Applicability of MC:

- With additional requirement of $S_i \cap S_j, \forall i, j \in [1..m], i \ne j$ (pairwise disjoint sets in $S'$) we can have a very useful mechanism to build approximate solutions using greedy approach.

## Summary and Further Work

So, possible solutions can be enumerated as following:

**Exact Cover (EC)**- Can be used to check for solutions if situations when perfect solution exist are not rare.
- If combined with Partial Set Cover (PSC) for partial cover solutions, can match Attestation Aggregation perfectly.

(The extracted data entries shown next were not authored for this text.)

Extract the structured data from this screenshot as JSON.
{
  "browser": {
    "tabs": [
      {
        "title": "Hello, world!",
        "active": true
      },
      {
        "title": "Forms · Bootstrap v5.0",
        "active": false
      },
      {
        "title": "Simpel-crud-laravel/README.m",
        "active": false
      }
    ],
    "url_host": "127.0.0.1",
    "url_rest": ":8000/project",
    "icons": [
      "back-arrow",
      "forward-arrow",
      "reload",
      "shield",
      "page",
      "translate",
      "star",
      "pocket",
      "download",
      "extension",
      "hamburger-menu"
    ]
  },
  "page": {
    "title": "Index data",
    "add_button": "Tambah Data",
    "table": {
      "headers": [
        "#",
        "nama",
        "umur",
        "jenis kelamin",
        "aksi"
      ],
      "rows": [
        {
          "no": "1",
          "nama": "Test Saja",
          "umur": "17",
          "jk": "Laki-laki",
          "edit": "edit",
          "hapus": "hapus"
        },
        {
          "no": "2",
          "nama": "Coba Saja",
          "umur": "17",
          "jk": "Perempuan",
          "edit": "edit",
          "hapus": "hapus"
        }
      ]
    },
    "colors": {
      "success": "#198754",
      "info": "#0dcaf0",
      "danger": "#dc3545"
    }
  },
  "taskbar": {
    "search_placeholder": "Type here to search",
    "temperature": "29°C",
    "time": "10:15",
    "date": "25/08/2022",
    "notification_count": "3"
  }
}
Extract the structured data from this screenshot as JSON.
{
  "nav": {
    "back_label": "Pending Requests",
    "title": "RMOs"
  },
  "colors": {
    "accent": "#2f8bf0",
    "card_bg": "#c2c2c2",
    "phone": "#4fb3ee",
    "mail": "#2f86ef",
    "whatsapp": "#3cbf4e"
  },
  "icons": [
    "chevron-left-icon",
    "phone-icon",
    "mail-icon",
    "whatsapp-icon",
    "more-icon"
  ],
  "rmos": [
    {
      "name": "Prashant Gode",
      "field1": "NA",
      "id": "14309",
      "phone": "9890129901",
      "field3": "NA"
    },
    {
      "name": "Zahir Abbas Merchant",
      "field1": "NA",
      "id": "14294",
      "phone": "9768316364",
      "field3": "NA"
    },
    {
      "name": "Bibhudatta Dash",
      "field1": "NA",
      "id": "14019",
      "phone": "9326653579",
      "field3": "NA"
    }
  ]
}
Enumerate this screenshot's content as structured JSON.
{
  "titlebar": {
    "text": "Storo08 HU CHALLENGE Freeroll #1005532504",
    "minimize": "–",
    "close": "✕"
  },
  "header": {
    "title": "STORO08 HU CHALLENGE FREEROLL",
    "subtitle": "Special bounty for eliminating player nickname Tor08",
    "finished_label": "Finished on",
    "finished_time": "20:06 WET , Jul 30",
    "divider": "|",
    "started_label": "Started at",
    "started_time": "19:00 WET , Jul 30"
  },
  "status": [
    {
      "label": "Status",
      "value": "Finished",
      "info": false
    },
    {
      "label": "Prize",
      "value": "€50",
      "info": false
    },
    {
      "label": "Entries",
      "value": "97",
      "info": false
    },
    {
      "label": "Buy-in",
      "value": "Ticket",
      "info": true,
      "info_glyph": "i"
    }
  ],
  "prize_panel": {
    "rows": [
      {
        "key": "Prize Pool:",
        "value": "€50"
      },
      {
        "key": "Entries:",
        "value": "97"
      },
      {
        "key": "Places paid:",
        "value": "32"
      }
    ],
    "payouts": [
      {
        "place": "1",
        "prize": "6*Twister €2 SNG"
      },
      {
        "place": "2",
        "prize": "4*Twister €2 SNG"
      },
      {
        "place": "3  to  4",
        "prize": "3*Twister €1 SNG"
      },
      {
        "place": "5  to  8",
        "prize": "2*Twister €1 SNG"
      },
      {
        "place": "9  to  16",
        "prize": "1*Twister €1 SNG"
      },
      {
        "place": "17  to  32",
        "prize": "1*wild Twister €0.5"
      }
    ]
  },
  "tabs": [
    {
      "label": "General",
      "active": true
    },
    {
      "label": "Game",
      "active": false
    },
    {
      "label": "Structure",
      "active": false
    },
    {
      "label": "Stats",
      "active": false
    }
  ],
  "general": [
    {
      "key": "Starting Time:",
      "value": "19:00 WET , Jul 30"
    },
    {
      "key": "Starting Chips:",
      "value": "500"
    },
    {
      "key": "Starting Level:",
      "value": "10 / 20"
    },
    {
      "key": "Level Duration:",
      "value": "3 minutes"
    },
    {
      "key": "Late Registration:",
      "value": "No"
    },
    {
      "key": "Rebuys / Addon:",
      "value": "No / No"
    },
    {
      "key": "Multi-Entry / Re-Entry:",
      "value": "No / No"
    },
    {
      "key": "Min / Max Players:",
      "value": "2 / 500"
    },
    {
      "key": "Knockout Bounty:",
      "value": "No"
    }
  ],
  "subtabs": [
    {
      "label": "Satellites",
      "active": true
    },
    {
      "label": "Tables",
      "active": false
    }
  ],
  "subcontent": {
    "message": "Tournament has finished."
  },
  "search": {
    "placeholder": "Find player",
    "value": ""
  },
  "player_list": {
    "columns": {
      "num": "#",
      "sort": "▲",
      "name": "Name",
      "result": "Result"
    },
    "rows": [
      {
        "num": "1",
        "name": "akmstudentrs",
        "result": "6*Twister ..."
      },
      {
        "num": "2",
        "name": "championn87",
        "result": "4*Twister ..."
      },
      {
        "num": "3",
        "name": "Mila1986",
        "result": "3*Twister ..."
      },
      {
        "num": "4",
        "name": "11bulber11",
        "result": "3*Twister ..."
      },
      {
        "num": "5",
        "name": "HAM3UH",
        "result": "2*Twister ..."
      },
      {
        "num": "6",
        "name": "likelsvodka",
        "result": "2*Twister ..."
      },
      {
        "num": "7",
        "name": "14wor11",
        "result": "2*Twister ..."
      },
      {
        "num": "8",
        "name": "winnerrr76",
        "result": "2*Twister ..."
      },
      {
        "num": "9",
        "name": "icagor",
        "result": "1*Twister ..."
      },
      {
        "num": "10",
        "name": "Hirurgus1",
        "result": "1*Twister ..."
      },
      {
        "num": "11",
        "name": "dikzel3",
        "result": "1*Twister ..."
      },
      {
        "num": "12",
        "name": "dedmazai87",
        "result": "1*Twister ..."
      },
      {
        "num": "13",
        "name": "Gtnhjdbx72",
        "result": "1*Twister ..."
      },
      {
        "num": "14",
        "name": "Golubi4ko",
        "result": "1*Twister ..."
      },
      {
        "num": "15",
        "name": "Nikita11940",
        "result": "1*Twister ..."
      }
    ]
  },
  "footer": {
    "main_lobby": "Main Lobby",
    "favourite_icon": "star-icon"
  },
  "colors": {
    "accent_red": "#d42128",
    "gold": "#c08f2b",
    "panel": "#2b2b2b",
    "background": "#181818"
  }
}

**Maximum Coverage (MC)**- Greedy algorithm + additional constraint of disjoint sets in $S'$
- Gradual increase of $k$ ($1 \to |S|$) to obtain maximal cover for a maximum number of available attestations.

Some items to consider:

- We, need a section with formal runtime analysis – just to make sure upper bounds of what can be done is known.
- Like for many NP-Hard problems, one can get polynomial time algorithm, if the problem size is fixed (parameterized complexity) . Say, for $S'$ subsets, if we only look into solutions of size 4, we are dealing with $O(|S|^4)$ items, even if we enumerate every possible 4-tuples. We might consider some optimization based on this.
- Since, we’re dealing with NP-Hard problems, there’s little chance we will not be bothered by runtime complexity. Another possible attack vector is to rely on parallel computing.
- Consider combining algorithms or running individual algorithms in rounds.
- There are number of highly effective aggregation heuristics that rely on how data is transmitted i.e. instead of concentrating on covering arbitrary set systems, we try to come up with heuristic that will result in a preferable attestations propagating the network ( see Heuristically Partitioned Attestation Aggregation for a very interesting approach).